Turner Prize nominee Helen Marten won the inaugural award - established to recognise UK artists who have made a significant contribution to contemporary sculpture

Clarisse Loughrey
Friday 18 November 2016 09:32 GMT
(Getty Images)

Helen Marten's win of the inaugural Hepworth prize for sculpture may not have come to much surprise - she's been largely considered one of the most exciting British artists on the current scene.

However, what came as a shock was her vow to split her £30,000 winnings between the other three nominees; stating at the award ceremony in Wakefield on Thursday, "In the light of the world’s ever lengthening political shadow, the art world has a responsibility to show how democracy should work. I’m was flattered to be on the shortlist and even more so if my fellow nominees would share the Prize with me."

Marten later reiterated her intent to share the money - between herself, Phyllida Barlow, Steven Claydon, and David Medalla - on BBC Radio Four's Front Row; adding, "I'm lucky enough to be here and to be given a visible and audible platform to be doing what I'm doing and the fact that I'm supported by an enormously generous infrastructure of other artists, critics, curators, galleries is enough for me."
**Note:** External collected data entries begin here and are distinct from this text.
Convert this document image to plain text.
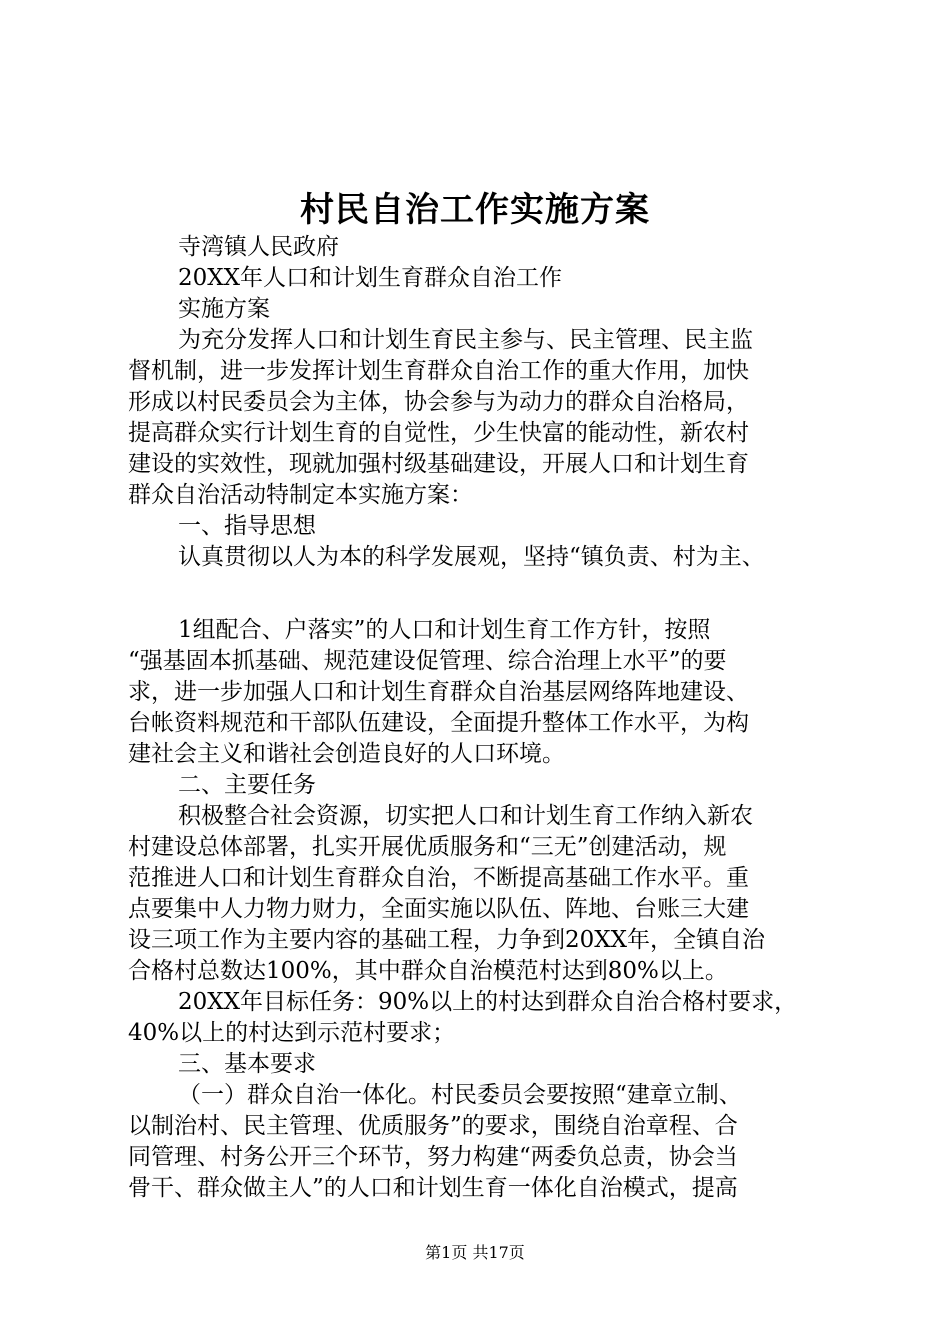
村民自治工作实施方案
寺湾镇人民政府
20XX年人口和计划生育群众自治工作
实施方案
为充分发挥人口和计划生育民主参与、民主管理、民主监
督机制，进一步发挥计划生育群众自治工作的重大作用，加快
形成以村民委员会为主体，协会参与为动力的群众自治格局，
提高群众实行计划生育的自觉性，少生快富的能动性，新农村
建设的实效性，现就加强村级基础建设，开展人口和计划生育
群众自治活动特制定本实施方案：
一、指导思想
认真贯彻以人为本的科学发展观，坚持“镇负责、村为主、
1组配合、户落实”的人口和计划生育工作方针，按照
“强基固本抓基础、规范建设促管理、综合治理上水平”的要
求，进一步加强人口和计划生育群众自治基层网络阵地建设、
台帐资料规范和干部队伍建设，全面提升整体工作水平，为构
建社会主义和谐社会创造良好的人口环境。
二、主要任务
积极整合社会资源，切实把人口和计划生育工作纳入新农
村建设总体部署，扎实开展优质服务和“三无”创建活动，规
范推进人口和计划生育群众自治，不断提高基础工作水平。重
点要集中人力物力财力，全面实施以队伍、阵地、台账三大建
设三项工作为主要内容的基础工程，力争到20XX年，全镇自治
合格村总数达100%，其中群众自治模范村达到80%以上。
20XX年目标任务：90%以上的村达到群众自治合格村要求，
40%以上的村达到示范村要求；
三、基本要求
（一）群众自治一体化。村民委员会要按照“建章立制、
以制治村、民主管理、优质服务”的要求，围绕自治章程、合
同管理、村务公开三个环节，努力构建“两委负总责，协会当
骨干、群众做主人”的人口和计划生育一体化自治模式，提高
第1页 共17页
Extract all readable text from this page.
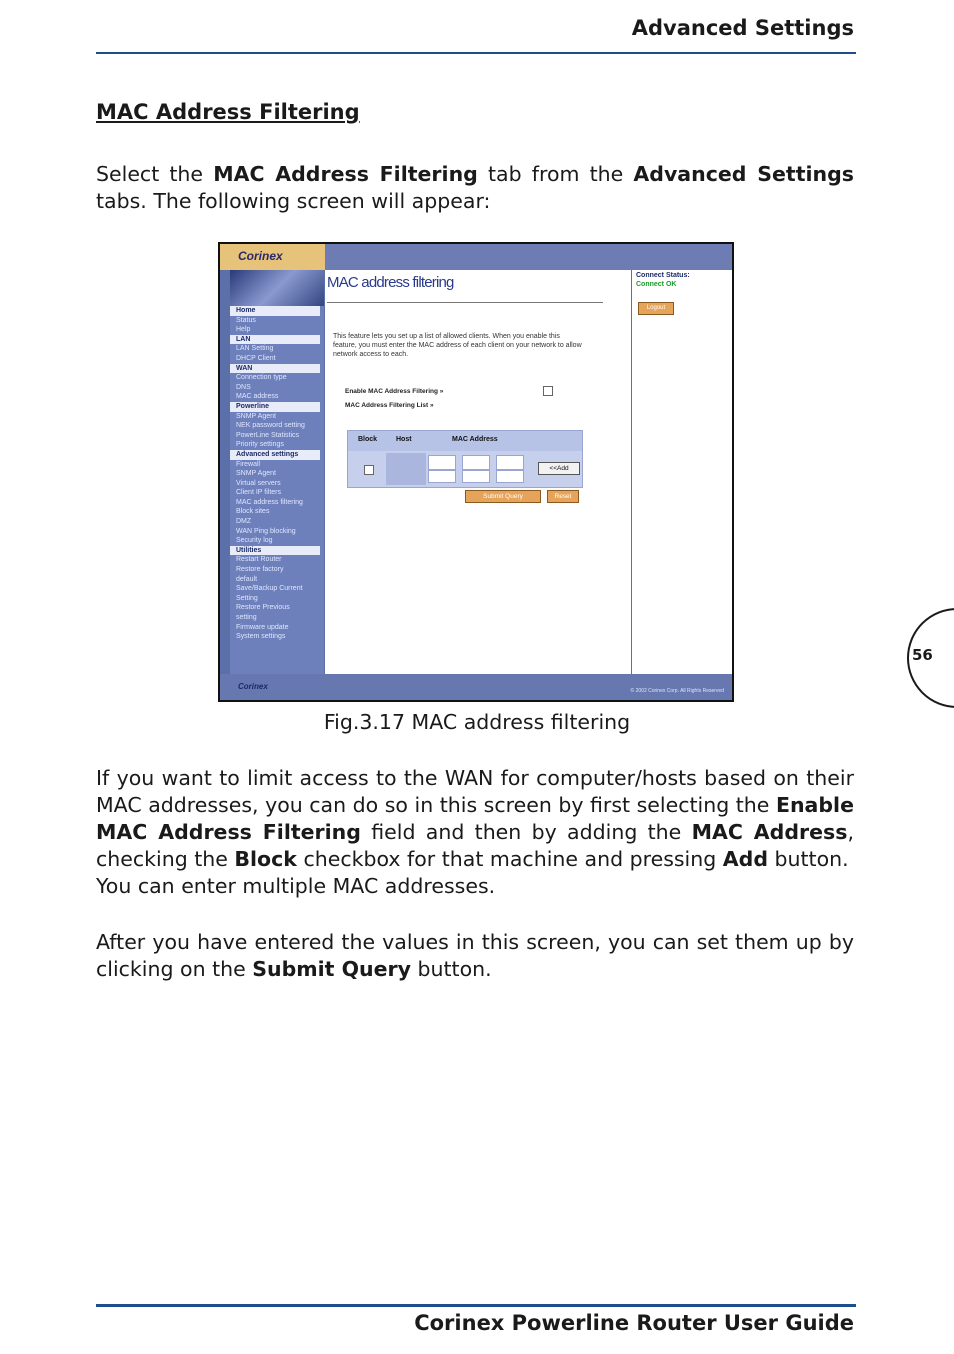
Advanced Settings
MAC Address Filtering
Select the MAC Address Filtering tab from the Advanced Settings tabs. The following screen will appear:
Corinex
Home
Status
Help
LAN
LAN Setting
DHCP Client
WAN
Connection type
DNS
MAC address
Powerline
SNMP Agent
NEK password setting
PowerLine Statistics
Priority settings
Advanced settings
Firewall
SNMP Agent
Virtual servers
Client IP filters
MAC address filtering
Block sites
DMZ
WAN Ping blocking
Security log
Utilities
Restart Router
Restore factory
default
Save/Backup Current
Setting
Restore Previous
setting
Firmware update
System settings
MAC address filtering
This feature lets you set up a list of allowed clients. When you enable this feature, you must enter the MAC address of each client on your network to allow network access to each.
Enable MAC Address Filtering »
MAC Address Filtering List »
Block	Host	MAC Address
<<Add
Submit Query	Reset
Connect Status:
Connect OK
Logout
Corinex	© 2002 Corinex Corp. All Rights Reserved
Fig.3.17 MAC address filtering
If you want to limit access to the WAN for computer/hosts based on their MAC addresses, you can do so in this screen by first selecting the Enable MAC Address Filtering field and then by adding the MAC Address, checking the Block checkbox for that machine and pressing Add button.
You can enter multiple MAC addresses.
After you have entered the values in this screen, you can set them up by clicking on the Submit Query button.
56
Corinex Powerline Router User Guide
Simon Wallis, director of The Hepworth Wakefield and chair of the judging panel, said: "Helen Marten is one of the strongest and most singular voices working in British art today. Her refined craft and intellectual precision address our relationship to objects and materials in a digital age. We believe that Marten is a fitting winner of the inaugural Hepworth Prize for Sculpture, which celebrates the legacy of one of Britain's finest sculptors."

The Hepworth Prize was established to reward UK-based talents of all ages and at any stage of their career who have made a significant contribution to the development of contemporary sculpture, named after the legendary Barabara Hepworth; Marten's work has focused on transforming ordinary objects into intricately crafted installations.

The award tops off what's been a phenomenal year for Marten, following a critically praised show at the Serpentine in London; alongside making the four artist-shortlist for the Turner prize, announced next month.